La arena, uno de los materiales más utilizados en el planeta para la construcción y el desarrollo urbano, se ha convertido en un problema ambiental de escala global. El nuevo informe de Naciones Unidas señala que su extracción masiva está alterando ríos, degradando ecosistemas marinos y poniendo en riesgo funciones naturales esenciales como la regeneración de playas, la filtración del agua o la protección frente a tormentas e inundaciones.
El documento recuerda que la arena está presente en infraestructuras cotidianas como el hormigón, el asfalto, los dispositivos electrónicos o las defensas costeras construidas para adaptarse al aumento del nivel del mar. Sin embargo, el mismo recurso que sostiene el modelo urbano actual desempeña también un papel fundamental en el equilibrio ecológico de numerosos ecosistemas.
Según explicó Pascal Peduzzi, director del centro de datos ambientales del PNUMA en Ginebra, cada persona consume indirectamente unos 18 kilos de arena al día. El informe estima que cada año se extraen alrededor de 50.000 millones de toneladas, una cifra que se ha triplicado entre 2000 y 2020 debido al crecimiento urbano y al desarrollo de infraestructuras.
Peduzzi advirtió además de que la presión sobre este recurso continuará aumentando por la expansión de infraestructuras vinculadas a la transición energética y la adaptación climática.
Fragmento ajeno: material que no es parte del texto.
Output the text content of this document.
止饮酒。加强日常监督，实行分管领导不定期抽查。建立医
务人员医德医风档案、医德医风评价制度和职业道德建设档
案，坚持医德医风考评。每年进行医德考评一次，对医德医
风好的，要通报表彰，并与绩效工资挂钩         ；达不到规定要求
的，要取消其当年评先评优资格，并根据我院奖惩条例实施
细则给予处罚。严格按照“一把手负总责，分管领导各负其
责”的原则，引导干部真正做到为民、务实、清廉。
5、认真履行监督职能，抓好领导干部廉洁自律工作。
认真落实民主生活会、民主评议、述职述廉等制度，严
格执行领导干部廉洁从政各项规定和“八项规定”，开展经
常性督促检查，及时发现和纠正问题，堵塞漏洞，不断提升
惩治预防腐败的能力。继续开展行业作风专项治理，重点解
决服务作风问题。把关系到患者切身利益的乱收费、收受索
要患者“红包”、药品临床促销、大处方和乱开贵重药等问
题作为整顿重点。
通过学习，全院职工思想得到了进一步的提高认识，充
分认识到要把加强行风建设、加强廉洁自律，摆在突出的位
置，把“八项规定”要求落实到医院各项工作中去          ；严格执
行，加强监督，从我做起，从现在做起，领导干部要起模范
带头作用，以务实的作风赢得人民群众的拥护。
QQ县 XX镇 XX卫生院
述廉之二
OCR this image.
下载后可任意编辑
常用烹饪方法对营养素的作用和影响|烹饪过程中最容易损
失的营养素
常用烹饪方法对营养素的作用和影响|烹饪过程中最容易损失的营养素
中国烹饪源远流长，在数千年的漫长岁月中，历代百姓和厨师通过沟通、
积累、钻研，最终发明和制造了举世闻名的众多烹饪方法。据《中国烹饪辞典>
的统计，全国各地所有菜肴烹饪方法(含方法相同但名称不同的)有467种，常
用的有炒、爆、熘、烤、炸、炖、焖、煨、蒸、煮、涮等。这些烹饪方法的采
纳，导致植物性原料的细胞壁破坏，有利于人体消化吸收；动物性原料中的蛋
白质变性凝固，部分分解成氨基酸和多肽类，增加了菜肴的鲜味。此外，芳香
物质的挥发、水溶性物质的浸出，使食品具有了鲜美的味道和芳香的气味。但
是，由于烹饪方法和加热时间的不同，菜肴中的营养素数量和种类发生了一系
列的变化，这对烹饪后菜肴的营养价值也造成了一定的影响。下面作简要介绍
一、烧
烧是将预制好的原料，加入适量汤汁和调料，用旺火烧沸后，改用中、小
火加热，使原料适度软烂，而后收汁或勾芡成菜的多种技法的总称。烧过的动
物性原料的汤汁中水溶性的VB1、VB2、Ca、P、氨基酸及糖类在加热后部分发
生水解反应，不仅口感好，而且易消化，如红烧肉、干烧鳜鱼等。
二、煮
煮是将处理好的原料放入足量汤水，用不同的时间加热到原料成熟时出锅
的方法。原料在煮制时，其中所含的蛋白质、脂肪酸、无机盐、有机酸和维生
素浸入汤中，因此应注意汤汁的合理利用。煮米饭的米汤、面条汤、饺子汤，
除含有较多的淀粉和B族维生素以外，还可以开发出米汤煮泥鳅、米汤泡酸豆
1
De hecho, el informe destaca que el peso de todos los materiales construidos por la humanidad ya supera al de toda la biomasa viva del planeta.
El informe del PNUMA alerta de que la extracción intensiva de arena está provocando impactos visibles en numerosos territorios. Los lechos de los ríos se profundizan, los deltas se hunden, las playas desaparecen y los acuíferos costeros sufren procesos crecientes de salinización.
Stephanie Chuah, una de las principales autoras del estudio, subrayó que la arena está directamente relacionada con la resiliencia climática, la seguridad alimentaria y la disponibilidad de agua. Además, advirtió de que los daños ambientales también afectan a sectores económicos y medios de vida vinculados al turismo, la pesca o el acceso al agua dulce.
El informe recoge varios ejemplos en el Caribe. En Trinidad, la extracción de arena ha destruido vegetación nativa relevante para los polinizadores; en St Kitts & Nevis, la maquinaria pesada ha afectado áreas de anidación de tortugas marinas; y en Jamaica, la degradación costera asociada a estas actividades ha contribuido a acelerar la erosión de playas y la pérdida de barreras naturales frente a tormentas.
También los ecosistemas de agua dulce están sufriendo las consecuencias. Las dunas, barras de arena y llanuras de inundación funcionan como refugio y espacio de reproducción para numerosas especies, además de ayudar a absorber la energía del oleaje y favorecer el crecimiento de manglares y praderas marinas.
El informe sostiene que muchos gobiernos siguen considerando la arena únicamente como un material barato para la construcción, sin integrar su valor estratégico para la biodiversidad y la resiliencia climática. No obstante, algunos países empiezan a adoptar medidas para reducir el impacto ambiental de su extracción.
Entre los ejemplos destacados aparece Colombia, que en 2023 clasificó oficialmente la arena, la grava y la arcilla como “minerales de interés estratégico” con el objetivo de reforzar la supervisión ambiental y mejorar la regulación del sector.
El informe también menciona iniciativas en Brasil, donde algunas empresas están impulsando el uso de arena procedente del procesamiento de minerales como alternativa para reducir la presión sobre ríos y ecosistemas costeros.
Además, investigadores del PNUMA trabajan en el desarrollo de modelos para prever la demanda futura de arena y fomentar el reciclaje de materiales de construcción y otras alternativas menos perjudiciales para el medio ambiente.
El documento reclama reforzar el monitoreo ambiental y aumentar la transparencia en las autorizaciones de extracción, además de abandonar modelos de contratación basados únicamente en el menor coste económico.
Para mejorar el seguimiento global de esta actividad, Naciones Unidas ha comenzado a utilizar herramientas de inteligencia artificial y datos satelitales capaces de rastrear embarcaciones de dragado marino y estimar el volumen de sedimentos extraídos. Los primeros resultados muestran que cerca del 15% del dragado marino se realiza dentro de áreas marinas protegidas.
El PNUMA concluye que el reto ya no pasa únicamente por gestionar un recurso de construcción, sino por reconocer que la arena forma parte de sistemas vivos esenciales para sostener la biodiversidad, las economías locales y la capacidad de adaptación climática.